Neueste Gerüchte über die Zukunft von Xbox: Phil Spencer bereitet sich darauf vor, alles zu erklären

Die ungewisse Zukunft der Xbox

Kürzlich gab es eine Welle von Xbox-Gerüchten, die sich mit Plattformexklusivität, der Zukunft des Unternehmens als Hardware-Hersteller und vielem mehr befassten, was Fans dazu veranlasste, über die Möglichkeit der Existenz einer Xbox-Konsole für die nächste Hardware-Generation zu spekulieren. Xbox-Chef Phil Spencer wird nächste Woche in einem Update den Geschäftsplan des Unternehmens erläutern. In der Zwischenzeit behält Take-Two-CEO Strauss Zelnick einen relativ kühlen Kopf darüber, welche Auswirkungen das alles auf das Geschäft seines Unternehmens haben könnte.

In einem kürzlichen Interview mit IGN vor der Veröffentlichung der Gewinne von Take-Two für das dritte Quartal sprach Zelnick über die Zukunft der physischen Videospielmedien und darüber, ob wir zwei konkurrierende Konsolen brauchen oder nicht. Wir erwähnten ihm gegenüber die hartnäckigen Gerüchte, dass Xbox sich offenbar vom Verkauf physischer Spiele abwendet, und fragten, ob Take-Two angesichts dieser Situation immer noch einen Wert darin sehe, physische Spiele auf Xbox zu veröffentlichen – insbesondere, da 95 % des Nettovermögens des Unternehmens ausverkauft seien Der Umsatz im letzten Quartal war ohnehin digital.

Zelnick antwortete mit einem Satz, den er schon einmal verwendet hatte, als er nach anderen Arten von Geschäftsmodellen gefragt wurde: „Wir werden dort sein, wo der Verbraucher ist.“ » Wir haben ihn gefragt, ob es für sein Geschäft und die Gesundheit des Videospielmarktes wichtig sei, eine Xbox-Konsole zu haben, die mit der PlayStation konkurriert. Er antwortete: „Ich denke, das ist ein Vorteil. Glaube ich letztendlich, dass es eine Notwendigkeit ist? NEIN. Aber ich denke, es ist ein Vorteil. »

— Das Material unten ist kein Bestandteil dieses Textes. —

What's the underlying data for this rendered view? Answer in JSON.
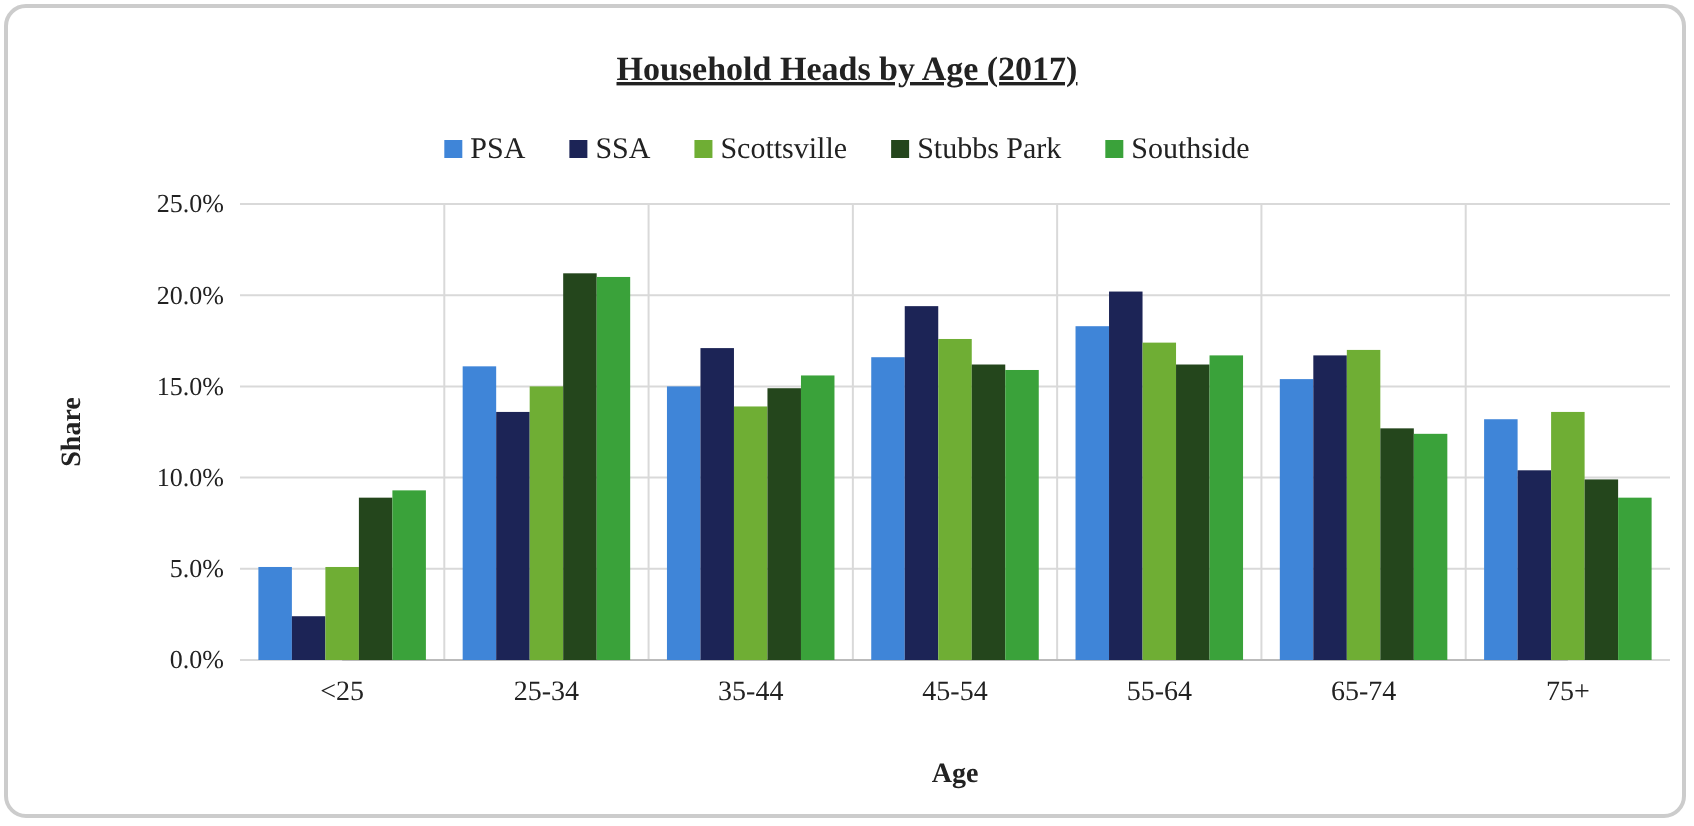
{
  "chart_data": {
    "type": "bar",
    "title": "Household Heads by Age (2017)",
    "xlabel": "Age",
    "ylabel": "Share",
    "categories": [
      "<25",
      "25-34",
      "35-44",
      "45-54",
      "55-64",
      "65-74",
      "75+"
    ],
    "series": [
      {
        "name": "PSA",
        "color": "#3f85d8",
        "values": [
          5.1,
          16.1,
          15.0,
          16.6,
          18.3,
          15.4,
          13.2
        ]
      },
      {
        "name": "SSA",
        "color": "#1c2456",
        "values": [
          2.4,
          13.6,
          17.1,
          19.4,
          20.2,
          16.7,
          10.4
        ]
      },
      {
        "name": "Scottsville",
        "color": "#6fae34",
        "values": [
          5.1,
          15.0,
          13.9,
          17.6,
          17.4,
          17.0,
          13.6
        ]
      },
      {
        "name": "Stubbs Park",
        "color": "#24461c",
        "values": [
          8.9,
          21.2,
          14.9,
          16.2,
          16.2,
          12.7,
          9.9
        ]
      },
      {
        "name": "Southside",
        "color": "#3aa23a",
        "values": [
          9.3,
          21.0,
          15.6,
          15.9,
          16.7,
          12.4,
          8.9
        ]
      }
    ],
    "ylim": [
      0,
      25
    ],
    "yticks": [
      {
        "value": 0,
        "label": "0.0%"
      },
      {
        "value": 5,
        "label": "5.0%"
      },
      {
        "value": 10,
        "label": "10.0%"
      },
      {
        "value": 15,
        "label": "15.0%"
      },
      {
        "value": 20,
        "label": "20.0%"
      },
      {
        "value": 25,
        "label": "25.0%"
      }
    ],
    "grid": true,
    "legend": "top"
  }
}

Der physische Vertriebsmarkt

Er fügte hinzu, dass die Schritte von Xbox ihre Entscheidung definitiv beeinflussen werden, da sie keine physischen Spiele auf einer Konsole veröffentlichen können, wenn diese sie nicht unterstützt. Letztlich geht es aber um das Verbraucherverhalten.

Ich drängte ihn auf die konkrete Xbox-Situation und Zelnick bekräftigte seinen Standpunkt. Seiner Meinung nach ist es nicht teuer, etwas für den physischen Vertrieb zu beherrschen. Solange Sie nicht zu viel Lagerbestand produzieren, ist es nicht kostspielig … Es ist also keine große Entscheidung für sie.

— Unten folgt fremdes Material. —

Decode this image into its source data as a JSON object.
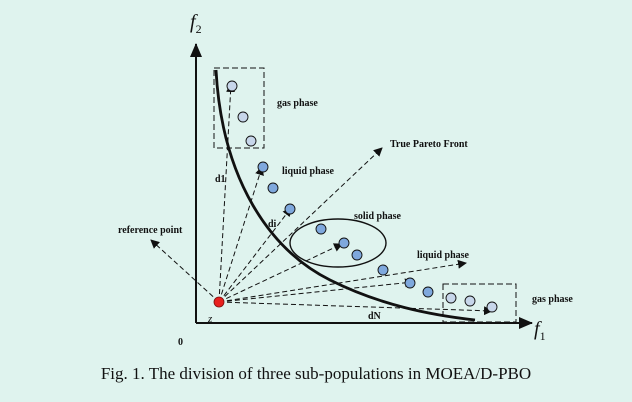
{
  "axes": {
    "y_label": "f",
    "y_sub": "2",
    "x_label": "f",
    "x_sub": "1",
    "origin": "0"
  },
  "labels": {
    "gas_phase_top": "gas phase",
    "gas_phase_bottom": "gas phase",
    "liquid_phase_top": "liquid phase",
    "liquid_phase_bottom": "liquid phase",
    "solid_phase": "solid phase",
    "true_pareto_front": "True Pareto Front",
    "reference_point": "reference point",
    "z": "z",
    "d1": "d1",
    "di": "di",
    "dn": "dN"
  },
  "caption": "Fig. 1.   The division of three sub-populations in MOEA/D-PBO",
  "colors": {
    "point_fill": "#7fa8dd",
    "gas_point_fill": "#c7d6ea",
    "reference_point": "#e8201e",
    "background": "#dff3ee"
  }
}
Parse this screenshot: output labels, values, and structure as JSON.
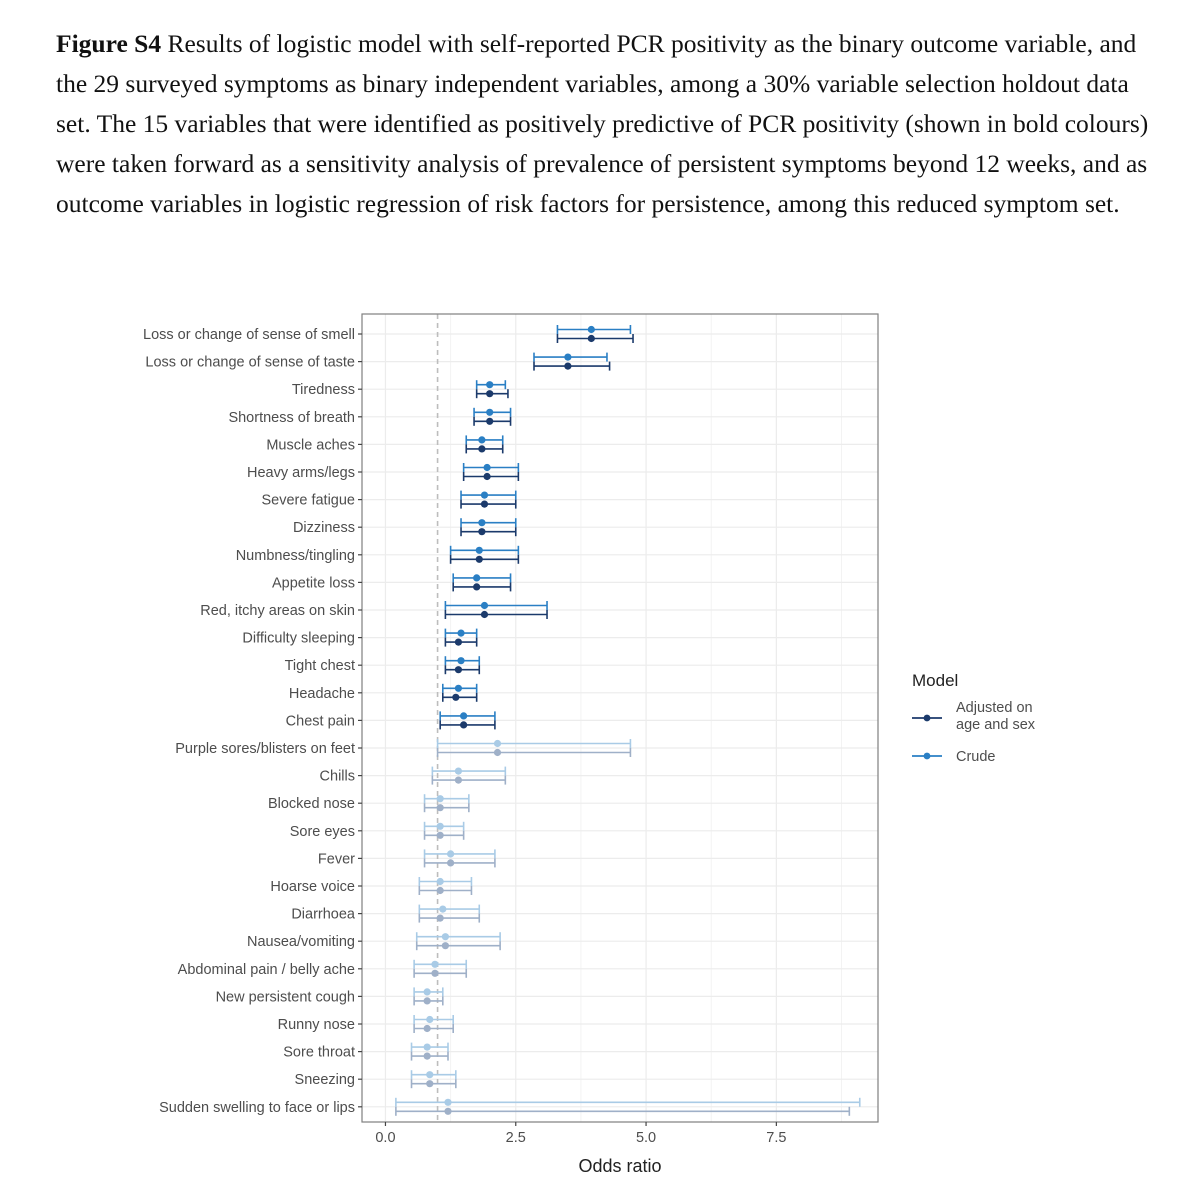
{
  "caption": {
    "label": "Figure S4",
    "text": "Results of logistic model with self-reported PCR positivity as the binary outcome variable, and the 29 surveyed symptoms as binary independent variables, among a 30% variable selection holdout data set. The 15 variables that were identified as positively predictive of PCR positivity (shown in bold colours) were taken forward as a sensitivity analysis of prevalence of persistent symptoms beyond 12 weeks, and as outcome variables in logistic regression of risk factors for persistence, among this reduced symptom set."
  },
  "colors": {
    "adjusted": "#1b3a6b",
    "crude": "#2a7fc4",
    "adjusted_faded": "#9fb0c8",
    "crude_faded": "#a9cbe6",
    "reference_line": "#bdbdbd",
    "grid": "#ececec",
    "panel_border": "#7f7f7f"
  },
  "chart_data": {
    "type": "forest",
    "xlabel": "Odds ratio",
    "xlim": [
      -0.45,
      9.45
    ],
    "xticks": [
      0.0,
      2.5,
      5.0,
      7.5
    ],
    "xtick_labels": [
      "0.0",
      "2.5",
      "5.0",
      "7.5"
    ],
    "reference_line": 1,
    "grid": true,
    "legend": {
      "title": "Model",
      "position": "right",
      "entries": [
        {
          "key": "adjusted",
          "label_lines": [
            "Adjusted on",
            "age and sex"
          ]
        },
        {
          "key": "crude",
          "label_lines": [
            "Crude"
          ]
        }
      ]
    },
    "symptoms": [
      {
        "name": "Loss or change of sense of smell",
        "highlighted": true,
        "crude": [
          3.95,
          3.3,
          4.7
        ],
        "adjusted": [
          3.95,
          3.3,
          4.75
        ]
      },
      {
        "name": "Loss or change of sense of taste",
        "highlighted": true,
        "crude": [
          3.5,
          2.85,
          4.25
        ],
        "adjusted": [
          3.5,
          2.85,
          4.3
        ]
      },
      {
        "name": "Tiredness",
        "highlighted": true,
        "crude": [
          2.0,
          1.75,
          2.3
        ],
        "adjusted": [
          2.0,
          1.75,
          2.35
        ]
      },
      {
        "name": "Shortness of breath",
        "highlighted": true,
        "crude": [
          2.0,
          1.7,
          2.4
        ],
        "adjusted": [
          2.0,
          1.7,
          2.4
        ]
      },
      {
        "name": "Muscle aches",
        "highlighted": true,
        "crude": [
          1.85,
          1.55,
          2.25
        ],
        "adjusted": [
          1.85,
          1.55,
          2.25
        ]
      },
      {
        "name": "Heavy arms/legs",
        "highlighted": true,
        "crude": [
          1.95,
          1.5,
          2.55
        ],
        "adjusted": [
          1.95,
          1.5,
          2.55
        ]
      },
      {
        "name": "Severe fatigue",
        "highlighted": true,
        "crude": [
          1.9,
          1.45,
          2.5
        ],
        "adjusted": [
          1.9,
          1.45,
          2.5
        ]
      },
      {
        "name": "Dizziness",
        "highlighted": true,
        "crude": [
          1.85,
          1.45,
          2.5
        ],
        "adjusted": [
          1.85,
          1.45,
          2.5
        ]
      },
      {
        "name": "Numbness/tingling",
        "highlighted": true,
        "crude": [
          1.8,
          1.25,
          2.55
        ],
        "adjusted": [
          1.8,
          1.25,
          2.55
        ]
      },
      {
        "name": "Appetite loss",
        "highlighted": true,
        "crude": [
          1.75,
          1.3,
          2.4
        ],
        "adjusted": [
          1.75,
          1.3,
          2.4
        ]
      },
      {
        "name": "Red, itchy areas on skin",
        "highlighted": true,
        "crude": [
          1.9,
          1.15,
          3.1
        ],
        "adjusted": [
          1.9,
          1.15,
          3.1
        ]
      },
      {
        "name": "Difficulty sleeping",
        "highlighted": true,
        "crude": [
          1.45,
          1.15,
          1.75
        ],
        "adjusted": [
          1.4,
          1.15,
          1.75
        ]
      },
      {
        "name": "Tight chest",
        "highlighted": true,
        "crude": [
          1.45,
          1.15,
          1.8
        ],
        "adjusted": [
          1.4,
          1.15,
          1.8
        ]
      },
      {
        "name": "Headache",
        "highlighted": true,
        "crude": [
          1.4,
          1.1,
          1.75
        ],
        "adjusted": [
          1.35,
          1.1,
          1.75
        ]
      },
      {
        "name": "Chest pain",
        "highlighted": true,
        "crude": [
          1.5,
          1.05,
          2.1
        ],
        "adjusted": [
          1.5,
          1.05,
          2.1
        ]
      },
      {
        "name": "Purple sores/blisters on feet",
        "highlighted": false,
        "crude": [
          2.15,
          1.0,
          4.7
        ],
        "adjusted": [
          2.15,
          1.0,
          4.7
        ]
      },
      {
        "name": "Chills",
        "highlighted": false,
        "crude": [
          1.4,
          0.9,
          2.3
        ],
        "adjusted": [
          1.4,
          0.9,
          2.3
        ]
      },
      {
        "name": "Blocked nose",
        "highlighted": false,
        "crude": [
          1.05,
          0.75,
          1.6
        ],
        "adjusted": [
          1.05,
          0.75,
          1.6
        ]
      },
      {
        "name": "Sore eyes",
        "highlighted": false,
        "crude": [
          1.05,
          0.75,
          1.5
        ],
        "adjusted": [
          1.05,
          0.75,
          1.5
        ]
      },
      {
        "name": "Fever",
        "highlighted": false,
        "crude": [
          1.25,
          0.75,
          2.1
        ],
        "adjusted": [
          1.25,
          0.75,
          2.1
        ]
      },
      {
        "name": "Hoarse voice",
        "highlighted": false,
        "crude": [
          1.05,
          0.65,
          1.65
        ],
        "adjusted": [
          1.05,
          0.65,
          1.65
        ]
      },
      {
        "name": "Diarrhoea",
        "highlighted": false,
        "crude": [
          1.1,
          0.65,
          1.8
        ],
        "adjusted": [
          1.05,
          0.65,
          1.8
        ]
      },
      {
        "name": "Nausea/vomiting",
        "highlighted": false,
        "crude": [
          1.15,
          0.6,
          2.2
        ],
        "adjusted": [
          1.15,
          0.6,
          2.2
        ]
      },
      {
        "name": "Abdominal pain / belly ache",
        "highlighted": false,
        "crude": [
          0.95,
          0.55,
          1.55
        ],
        "adjusted": [
          0.95,
          0.55,
          1.55
        ]
      },
      {
        "name": "New persistent cough",
        "highlighted": false,
        "crude": [
          0.8,
          0.55,
          1.1
        ],
        "adjusted": [
          0.8,
          0.55,
          1.1
        ]
      },
      {
        "name": "Runny nose",
        "highlighted": false,
        "crude": [
          0.85,
          0.55,
          1.3
        ],
        "adjusted": [
          0.8,
          0.55,
          1.3
        ]
      },
      {
        "name": "Sore throat",
        "highlighted": false,
        "crude": [
          0.8,
          0.5,
          1.2
        ],
        "adjusted": [
          0.8,
          0.5,
          1.2
        ]
      },
      {
        "name": "Sneezing",
        "highlighted": false,
        "crude": [
          0.85,
          0.5,
          1.35
        ],
        "adjusted": [
          0.85,
          0.5,
          1.35
        ]
      },
      {
        "name": "Sudden swelling to face or lips",
        "highlighted": false,
        "crude": [
          1.2,
          0.2,
          9.1
        ],
        "adjusted": [
          1.2,
          0.2,
          8.9
        ]
      }
    ]
  }
}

Abschließend fragte ich ihn, ob es seiner Meinung nach für sein Geschäft und für die Gesundheit des Videospielmarktes wichtig sei, eine Xbox-Konsole zu haben, die mit der PlayStation konkurriert. Er antwortete: „Ich denke, das ist ein Vorteil. Glaube ich letztendlich, dass es eine Notwendigkeit ist? NEIN. Aber ich denke, es ist ein Vorteil. »

Die finanzielle Leistung von Take-Two

Take-Two meldete im letzten Quartal einen Nettoumsatz von 1,34 Milliarden US-Dollar, 3 % weniger als im Vorjahr, wovon 95 % digital waren. Grand Theft Auto 5 verkaufte weitere fünf Millionen Exemplare, sodass die Gesamtzahl auf über 195 Millionen Einheiten anstieg, und auch NBA 2K24 überschritt die Sieben-Millionen-Einheiten-Marke. Das Unternehmen senkte seine Finanzprognose für das Gesamtjahr aufgrund einer Kombination von Faktoren, darunter die Verzögerung von „No Rest for the Wicked“, eine Abschwächung der mobilen Werbeausgaben und eine geringer als erwartete Leistung von NBA 2K. Die neuen Prognosen gehen von einem Nettoumsatz zwischen 5,25 und 5,3 Milliarden US-Dollar aus.